9 Ways to Create Better Education Infographics
How to make sure your education infographics accomplish their purpose.
Infographics are a popular and effective way to convey information to learners in an engaging and memorable way. However, while the most powerful infographics seem simple, designing them in a clear and informative way can be anything but.
Many educators work with graphic designers who are able to draw on their experience to make beautiful infographics. And, if you don’t work with a graphic designer, you can use an infographic maker to help you out. But with the tool in your hands, it’s all too easy to stray into dangerous design territory. So, if you’re not confident in your design skills, follow these tips to keep your infographics clear and effective.
1. Define the objective of your infographic.
What is your infographic about? If you can’t describe it in six words or less, you probably don’t have a clear enough focus for your graphic. A good infographic is designed to represent one thing. That thing might be complex, but it should be easy to describe in a short sentence. If you find yourself trying to illustrate too many concepts in one infographic, split them up.
2. Group related concepts in a logical order.

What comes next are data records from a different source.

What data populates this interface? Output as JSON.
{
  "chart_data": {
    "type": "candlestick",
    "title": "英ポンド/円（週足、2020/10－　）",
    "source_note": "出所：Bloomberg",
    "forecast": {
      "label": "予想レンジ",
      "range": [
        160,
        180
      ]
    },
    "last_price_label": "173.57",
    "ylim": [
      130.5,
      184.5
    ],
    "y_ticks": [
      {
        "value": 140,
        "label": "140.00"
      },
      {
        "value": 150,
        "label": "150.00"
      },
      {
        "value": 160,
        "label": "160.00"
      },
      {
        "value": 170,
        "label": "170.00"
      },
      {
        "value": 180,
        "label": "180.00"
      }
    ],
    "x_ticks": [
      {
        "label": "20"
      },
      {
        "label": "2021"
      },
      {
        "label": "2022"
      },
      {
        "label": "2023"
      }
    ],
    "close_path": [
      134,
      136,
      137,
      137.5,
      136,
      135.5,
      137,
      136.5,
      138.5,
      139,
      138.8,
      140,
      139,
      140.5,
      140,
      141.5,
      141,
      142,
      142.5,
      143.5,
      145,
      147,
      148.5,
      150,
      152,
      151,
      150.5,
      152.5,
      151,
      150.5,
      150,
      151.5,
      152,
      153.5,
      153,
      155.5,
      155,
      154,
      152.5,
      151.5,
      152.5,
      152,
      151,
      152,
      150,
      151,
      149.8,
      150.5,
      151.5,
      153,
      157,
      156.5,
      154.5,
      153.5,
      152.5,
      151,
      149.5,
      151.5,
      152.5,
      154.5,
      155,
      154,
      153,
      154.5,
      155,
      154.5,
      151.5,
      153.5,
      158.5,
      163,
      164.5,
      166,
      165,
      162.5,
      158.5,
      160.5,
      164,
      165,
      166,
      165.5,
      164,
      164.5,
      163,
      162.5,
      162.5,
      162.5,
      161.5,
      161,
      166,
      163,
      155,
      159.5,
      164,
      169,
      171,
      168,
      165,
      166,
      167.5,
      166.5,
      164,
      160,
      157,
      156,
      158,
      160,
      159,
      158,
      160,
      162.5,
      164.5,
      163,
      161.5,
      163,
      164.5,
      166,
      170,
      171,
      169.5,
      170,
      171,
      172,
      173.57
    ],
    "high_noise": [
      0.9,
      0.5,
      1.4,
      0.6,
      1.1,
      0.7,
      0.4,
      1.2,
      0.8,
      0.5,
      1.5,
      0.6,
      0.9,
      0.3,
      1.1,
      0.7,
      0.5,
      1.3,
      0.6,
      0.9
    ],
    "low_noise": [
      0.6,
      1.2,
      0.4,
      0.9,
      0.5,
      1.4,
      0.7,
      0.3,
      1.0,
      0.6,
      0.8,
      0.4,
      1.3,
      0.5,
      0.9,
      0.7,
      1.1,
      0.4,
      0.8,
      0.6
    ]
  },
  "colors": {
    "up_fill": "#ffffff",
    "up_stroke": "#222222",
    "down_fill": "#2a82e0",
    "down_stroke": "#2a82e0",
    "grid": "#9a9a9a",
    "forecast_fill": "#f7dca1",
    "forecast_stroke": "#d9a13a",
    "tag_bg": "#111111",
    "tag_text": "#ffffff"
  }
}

Plan an outline for your infographic as though you were writing an essay. Writing an outline will help you balance concepts in your graphic so that your ideas flow from one point to the next. Furthermore, you will want to design the layout of your story so that ideas that relate to each other appear together.
3. Cut down on your copy.
A picture is worth a thousand words, so a copy-heavy infographic somewhat defeats its purpose. The whole point of creating one is to visually represent concepts that might otherwise take a lot of words to express. This doesn’t mean your words don’t have value—they do!—but your infographic isn’t the right place. Instead, use that copy in your lesson, and let the visuals do the talking.
4. Make effective use of whitespace.
Don’t crowd elements in your infographic. The closer you place images and text, the more likely these elements are to blur together and make it difficult for learners to easily understand the elements in the infographic. Remember that infographics aren’t a print medium, so you have plenty of space to get your point across. Use it wisely.
5. Create contrast through color, light vs. dark, and texture.
In order for elements in your infographic to be readable, they need to contrast against each other fairly well. You should use color to help differentiate elements, but you also can’t rely on color alone. After all, approximately one in twelve men are colorblind (and one in two hundred women), which means they won’t be able to read your infographic well if you depend on color.
Instead, while you should use color for contrast, also use light and dark, as well as patterns and texture, so that everyone can read your infographic equally well.
6. Use descriptive labels.
Another way to ensure your infographic isn’t completely useless to colorblind learners is to properly label all your elements. It should be easy for learners to quickly scan your infographic to see what images and graphs represent what information. If you have a situation where it’s hard for learners to understand what each graphic represents, then you need to use better labels.
7. Allow for easy comparisons.
Visualizations are the perfect context for many learners to quickly compare and contrast similar information. If you’re using your infographic to illustrate this kind of information, arrange items in a way that makes it easy for learners to quickly compare to items.
8. Consider the size and the context.
Where do your infographics appear? On a web page? In a slide? On a mobile site? Context is important. If your infographic might appear on a mobile website, it’s important that the information be readable at that size. Mobile users can’t easily zoom in on more complex areas, so if your text is too small, it may be difficult for them to read it. And if a file is larger than 1MB, it may be difficult to access for those on a slower Internet connection.
9. Check your facts and cite your sources.
We’d hope that all infographics are fair and accurate in how they present information, but when it comes to education infographics, it’s even more important to be conscientious in how you present facts. Your learners will use these as resources, and as such, they should be able to know where your information comes from. So, be sure to cite where your information comes from, and be extra careful proofreading your graphics to be sure they’re correct.
Effective visualization helps learners retain information.
Infographics are essential for elearning. Without them, courses are simply more… boring. More importantly, infographics fill a need that words cannot. Complex information relies on graphs and charts for a more complete representation. In the absence of a good infographic, many educators would be hard-pressed to convey the same information using only words. And it would be even harder for many learners to make sense of this information without visualization.
While it may take extra time to design a good education infographic, the time is well worth the investment. You can also use infographics outside your course to attract interest and inspire social sharing. Given their versatility, it’s likely the time you invest in creating a good infographic will pay off many times.